Prompt Caching and Context Windows — Cut Your AI API Costs by 90%

Every time you call an LLM API, you send the same system prompt, the same tool definitions, the same context documents — and pay full price for all of it. Again. And again. Prompt caching fixes this by telling the API: “You’ve already processed this prefix. Skip to the new part.”

It’s the single biggest cost optimization available for production AI applications in 2026. Some teams see 80-90% cost reductions with zero quality impact. The concept is simple, but the implementation details matter.

1. How Prompt Caching Works

Traditional LLM calls process every token from scratch every time. Prompt caching stores the processed state of a prefix — the system prompt, tool schemas, and context documents — so subsequent requests only process the new tokens. It’s like a database prepared statement: parse the query once, execute it many times with different parameters.

How Prompt Caching Works

First Request (Cache Miss)

System prompt
2,000 tokens

→

Context docs
8,000 tokens

→

User query
100 tokens

→

Full processing
10,100 tokens

Cost: $0.030 — all tokens processed from scratch

Second Request (Cache Hit)

System prompt
CACHED ✓

→

Context docs
CACHED ✓

→

New query
100 tokens

→

Fast processing
100 new tokens

Cost: $0.004 — 90% cached, only new tokens processed

The mental model is straightforward.

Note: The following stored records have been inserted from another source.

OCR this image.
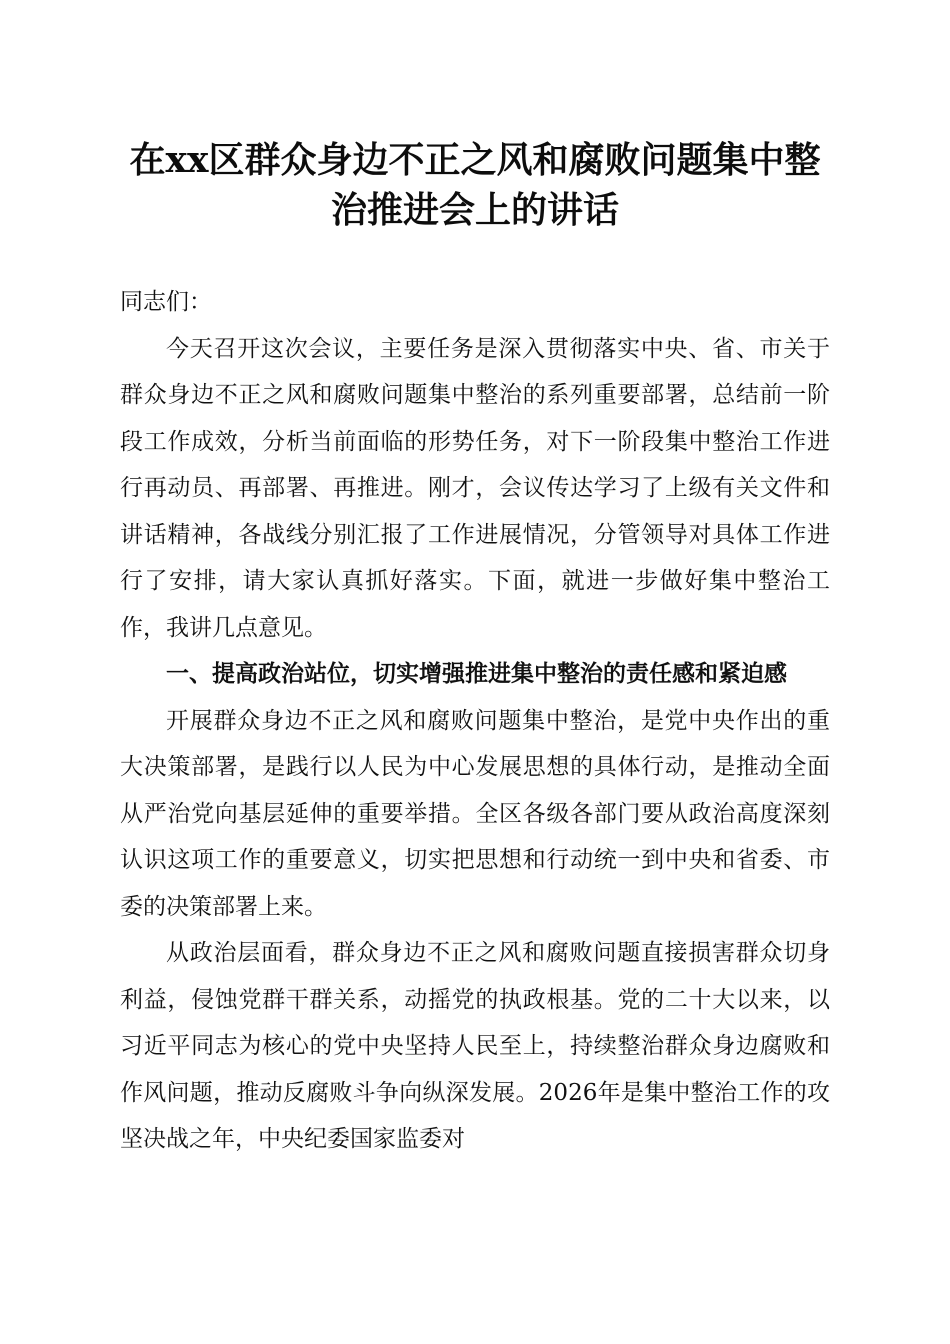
在xx区群众身边不正之风和腐败问题集中整
治推进会上的讲话

同志们：

今天召开这次会议，主要任务是深入贯彻落实中央、省、市关于群众身边不正之风和腐败问题集中整治的系列重要部署，总结前一阶段工作成效，分析当前面临的形势任务，对下一阶段集中整治工作进行再动员、再部署、再推进。刚才，会议传达学习了上级有关文件和讲话精神，各战线分别汇报了工作进展情况，分管领导对具体工作进行了安排，请大家认真抓好落实。下面，就进一步做好集中整治工作，我讲几点意见。

一、提高政治站位，切实增强推进集中整治的责任感和紧迫感

开展群众身边不正之风和腐败问题集中整治，是党中央作出的重大决策部署，是践行以人民为中心发展思想的具体行动，是推动全面从严治党向基层延伸的重要举措。全区各级各部门要从政治高度深刻认识这项工作的重要意义，切实把思想和行动统一到中央和省委、市委的决策部署上来。

从政治层面看，群众身边不正之风和腐败问题直接损害群众切身利益，侵蚀党群干群关系，动摇党的执政根基。党的二十大以来，以习近平同志为核心的党中央坚持人民至上，持续整治群众身边腐败和作风问题，推动反腐败斗争向纵深发展。2026年是集中整治工作的攻坚决战之年，中央纪委国家监委对
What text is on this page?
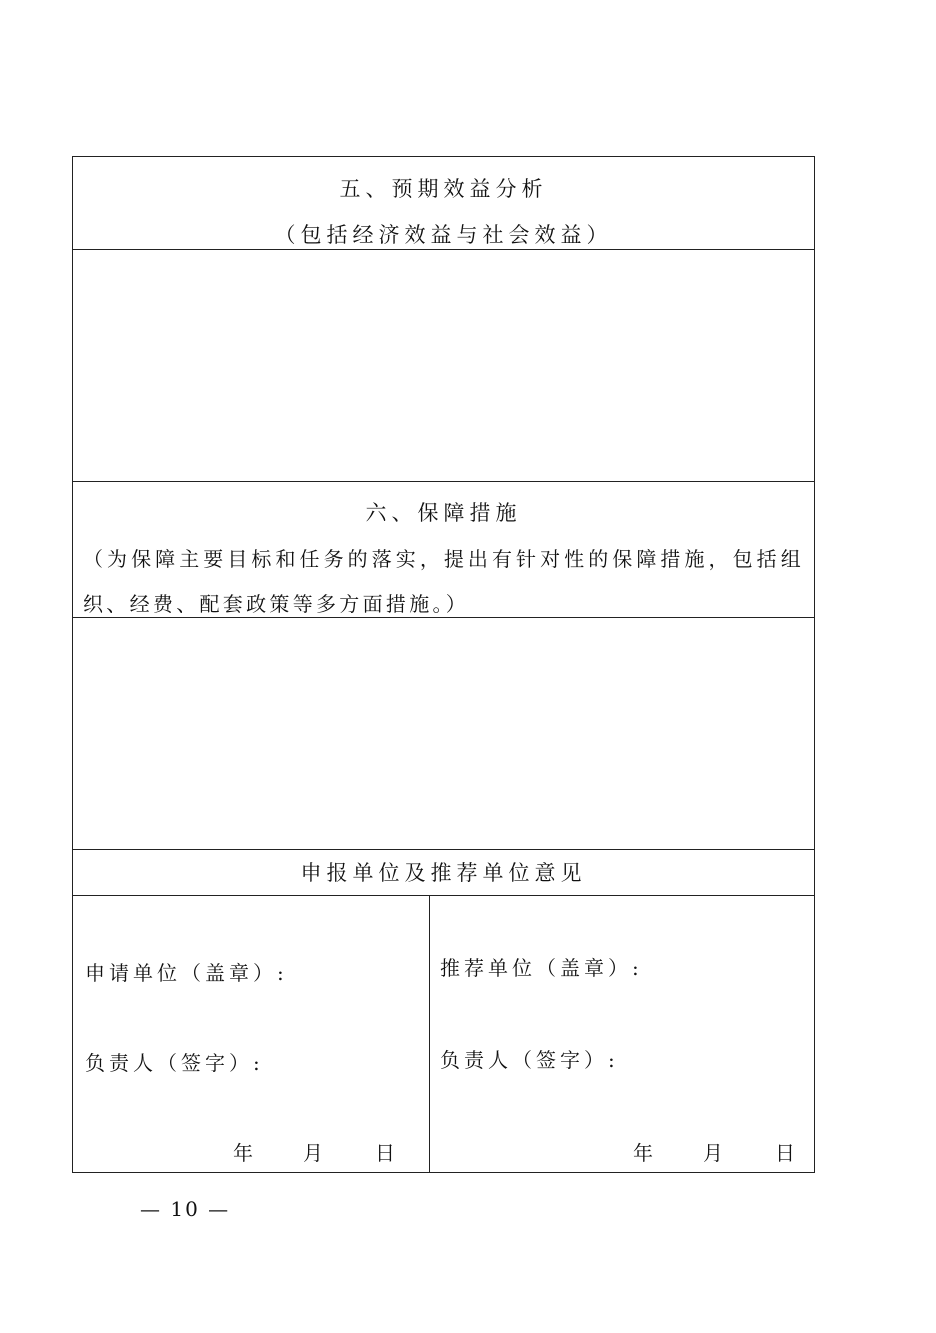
五、预期效益分析
（包括经济效益与社会效益）
六、保障措施
（为保障主要目标和任务的落实，提出有针对性的保障措施，包括组织、经费、配套政策等多方面措施。）
申报单位及推荐单位意见
申请单位（盖章）:
负责人（签字）:
年	月	日
推荐单位（盖章）:
负责人（签字）:
年	月	日
— 10 —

Your prompt is a sequence of tokens. The cache stores the computed state (the KV cache) for the first N tokens. If your next request starts with the same N tokens, the API skips reprocessing them and jumps straight to token N+1. The prefix must match exactly — one token difference and the entire cache misses.

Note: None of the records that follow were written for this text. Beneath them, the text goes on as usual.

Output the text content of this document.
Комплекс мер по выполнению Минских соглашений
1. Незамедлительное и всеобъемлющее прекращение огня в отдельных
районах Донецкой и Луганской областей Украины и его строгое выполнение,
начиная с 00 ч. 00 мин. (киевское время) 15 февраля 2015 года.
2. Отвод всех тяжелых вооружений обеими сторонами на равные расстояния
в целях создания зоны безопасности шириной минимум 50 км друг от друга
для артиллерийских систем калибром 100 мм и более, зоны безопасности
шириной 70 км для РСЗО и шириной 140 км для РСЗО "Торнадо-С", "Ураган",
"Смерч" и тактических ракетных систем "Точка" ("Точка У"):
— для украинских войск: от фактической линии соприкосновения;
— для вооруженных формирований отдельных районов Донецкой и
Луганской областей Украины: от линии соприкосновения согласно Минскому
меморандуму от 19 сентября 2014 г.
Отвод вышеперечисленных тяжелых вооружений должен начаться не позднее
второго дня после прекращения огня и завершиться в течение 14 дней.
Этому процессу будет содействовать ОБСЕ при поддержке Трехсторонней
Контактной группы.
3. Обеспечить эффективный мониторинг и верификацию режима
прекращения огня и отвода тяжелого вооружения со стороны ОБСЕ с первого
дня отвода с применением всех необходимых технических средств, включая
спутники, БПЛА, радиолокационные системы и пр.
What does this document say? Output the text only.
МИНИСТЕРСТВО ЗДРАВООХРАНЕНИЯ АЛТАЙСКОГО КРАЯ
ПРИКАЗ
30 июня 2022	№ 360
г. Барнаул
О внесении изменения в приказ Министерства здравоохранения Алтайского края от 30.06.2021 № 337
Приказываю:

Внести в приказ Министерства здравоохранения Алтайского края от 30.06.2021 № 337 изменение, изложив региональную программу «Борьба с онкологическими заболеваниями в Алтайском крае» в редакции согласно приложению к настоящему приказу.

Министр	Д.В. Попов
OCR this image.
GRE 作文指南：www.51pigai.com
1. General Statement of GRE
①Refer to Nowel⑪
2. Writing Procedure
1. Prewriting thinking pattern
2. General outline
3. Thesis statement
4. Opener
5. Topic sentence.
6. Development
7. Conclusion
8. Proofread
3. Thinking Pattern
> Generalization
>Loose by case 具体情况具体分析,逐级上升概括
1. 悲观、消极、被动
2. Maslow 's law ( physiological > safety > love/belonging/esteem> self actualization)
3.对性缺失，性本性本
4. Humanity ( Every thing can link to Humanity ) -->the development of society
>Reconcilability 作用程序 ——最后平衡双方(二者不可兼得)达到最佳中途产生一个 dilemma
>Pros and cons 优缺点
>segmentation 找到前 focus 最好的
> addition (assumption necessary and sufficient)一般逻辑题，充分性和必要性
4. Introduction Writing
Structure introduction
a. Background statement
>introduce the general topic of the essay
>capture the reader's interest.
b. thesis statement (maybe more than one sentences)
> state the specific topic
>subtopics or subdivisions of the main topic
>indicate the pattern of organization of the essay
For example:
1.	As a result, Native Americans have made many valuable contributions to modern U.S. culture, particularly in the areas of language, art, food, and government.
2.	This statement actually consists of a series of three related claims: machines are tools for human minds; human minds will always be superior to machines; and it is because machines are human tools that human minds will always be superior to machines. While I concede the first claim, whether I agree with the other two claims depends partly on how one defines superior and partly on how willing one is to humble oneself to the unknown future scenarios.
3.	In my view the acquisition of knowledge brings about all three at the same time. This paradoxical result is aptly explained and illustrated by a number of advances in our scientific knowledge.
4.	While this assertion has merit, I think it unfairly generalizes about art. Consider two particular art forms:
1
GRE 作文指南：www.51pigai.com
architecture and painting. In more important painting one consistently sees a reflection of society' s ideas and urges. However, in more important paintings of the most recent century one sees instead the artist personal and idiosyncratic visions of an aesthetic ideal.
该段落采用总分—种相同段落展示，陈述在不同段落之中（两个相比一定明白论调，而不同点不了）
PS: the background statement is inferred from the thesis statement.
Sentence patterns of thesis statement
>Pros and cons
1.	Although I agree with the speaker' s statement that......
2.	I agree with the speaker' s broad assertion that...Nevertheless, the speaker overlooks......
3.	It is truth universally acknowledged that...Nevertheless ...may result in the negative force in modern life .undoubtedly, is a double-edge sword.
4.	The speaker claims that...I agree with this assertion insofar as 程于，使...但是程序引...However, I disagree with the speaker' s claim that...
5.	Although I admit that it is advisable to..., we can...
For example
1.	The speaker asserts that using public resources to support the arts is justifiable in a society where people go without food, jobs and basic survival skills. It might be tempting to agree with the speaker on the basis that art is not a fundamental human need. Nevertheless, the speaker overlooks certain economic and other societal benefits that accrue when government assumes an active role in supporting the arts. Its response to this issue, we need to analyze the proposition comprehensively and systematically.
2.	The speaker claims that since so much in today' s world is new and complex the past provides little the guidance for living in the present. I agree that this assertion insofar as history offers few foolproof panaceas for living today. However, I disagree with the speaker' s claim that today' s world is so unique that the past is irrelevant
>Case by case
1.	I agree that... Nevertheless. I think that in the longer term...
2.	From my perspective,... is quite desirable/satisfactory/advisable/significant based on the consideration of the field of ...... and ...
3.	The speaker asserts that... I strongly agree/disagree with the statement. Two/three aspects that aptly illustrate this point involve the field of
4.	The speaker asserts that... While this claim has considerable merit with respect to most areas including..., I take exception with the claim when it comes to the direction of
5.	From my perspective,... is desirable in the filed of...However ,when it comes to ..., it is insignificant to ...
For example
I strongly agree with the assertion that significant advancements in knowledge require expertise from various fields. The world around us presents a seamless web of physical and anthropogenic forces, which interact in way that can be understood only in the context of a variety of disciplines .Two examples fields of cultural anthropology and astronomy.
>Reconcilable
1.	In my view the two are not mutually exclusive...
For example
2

This is why prompt structure matters. Put stable content first: system prompt, tool definitions, reference documents. Put variable content last: the user’s actual question. The more tokens you can keep stable in the prefix, the higher your cache hit rate.

2. Provider Comparison

Every major provider now offers prompt caching, but the implementations differ significantly in minimum sizes, TTLs, pricing, and how explicit you need to be.

Prompt Caching by Provider

Anthropic

Cache Prefix

System prompt + prefix cached. Automatic for repeated prefixes. Up to 90% cost savings.

TTL: 5 min

Min: 1,024 tokens

Discount: 90%

OpenAI

Automatic Caching

Automatic for prompts over 1,024 tokens. No API changes needed. Prefix-based matching.

TTL: ~5-10 min

Min: 1,024 tokens

Discount: 50%

Google

Context Caching

Explicit cache creation via API. Cached content billed per hour of storage + reduced per-token cost.

TTL: custom

Min: 32,768 tokens

Discount: 75%

Anthropic offers the deepest discount (90%) but requires you to be intentional about what gets cached. OpenAI is the most hands-off — caching happens automatically for any prompt over 1,024 tokens, but the discount is smaller (50%). Google takes a different approach entirely: you explicitly create a cache object with a custom TTL and pay for storage time, but the per-token discount is strong (75%).

For high-volume applications, Anthropic’s 90% discount wins on cost. For simplicity, OpenAI’s automatic caching wins on developer experience. For long-lived contexts that need to persist for hours, Google’s explicit caching model is the most flexible.

3. When to Cache (and When Not To)

Prompt caching isn’t free. There’s a small write cost to create the cache, and caches expire if not used within the TTL window. The ROI depends on how much prefix repetition your application has and how frequently you make requests.

When Prompt Caching Pays Off

✅ Great ROI

RAG systems with large static context

Multi-turn conversations with system prompts

Batch processing with same instructions

Agents with long tool/function schemas

❌ Low ROI

Short prompts under 1,024 tokens

Unique one-off queries

Rapidly changing context each request

Low request volume (cache expires)

💡 Key Insight

Structure prompts with stable content first (system prompt, tools, context docs) and variable content last (user query). Caching matches from the prefix — anything after the first difference is a miss.

The biggest wins come from RAG applications. A typical RAG call sends 5,000-15,000 tokens of retrieved documents alongside a short user query. If your system prompt and tool schema are another 2,000 tokens, that’s 7,000-17,000 tokens processed identically for every request. Caching the stable prefix turns a $0.03 call into a $0.004 call. At 10,000 requests per day, that’s $260 in daily savings.

For agentic applications, the savings compound further. Each agent step sends the full conversation history plus tool schemas. A 10-step agent workflow might process the same 5,000-token tool schema ten times. Caching processes it once.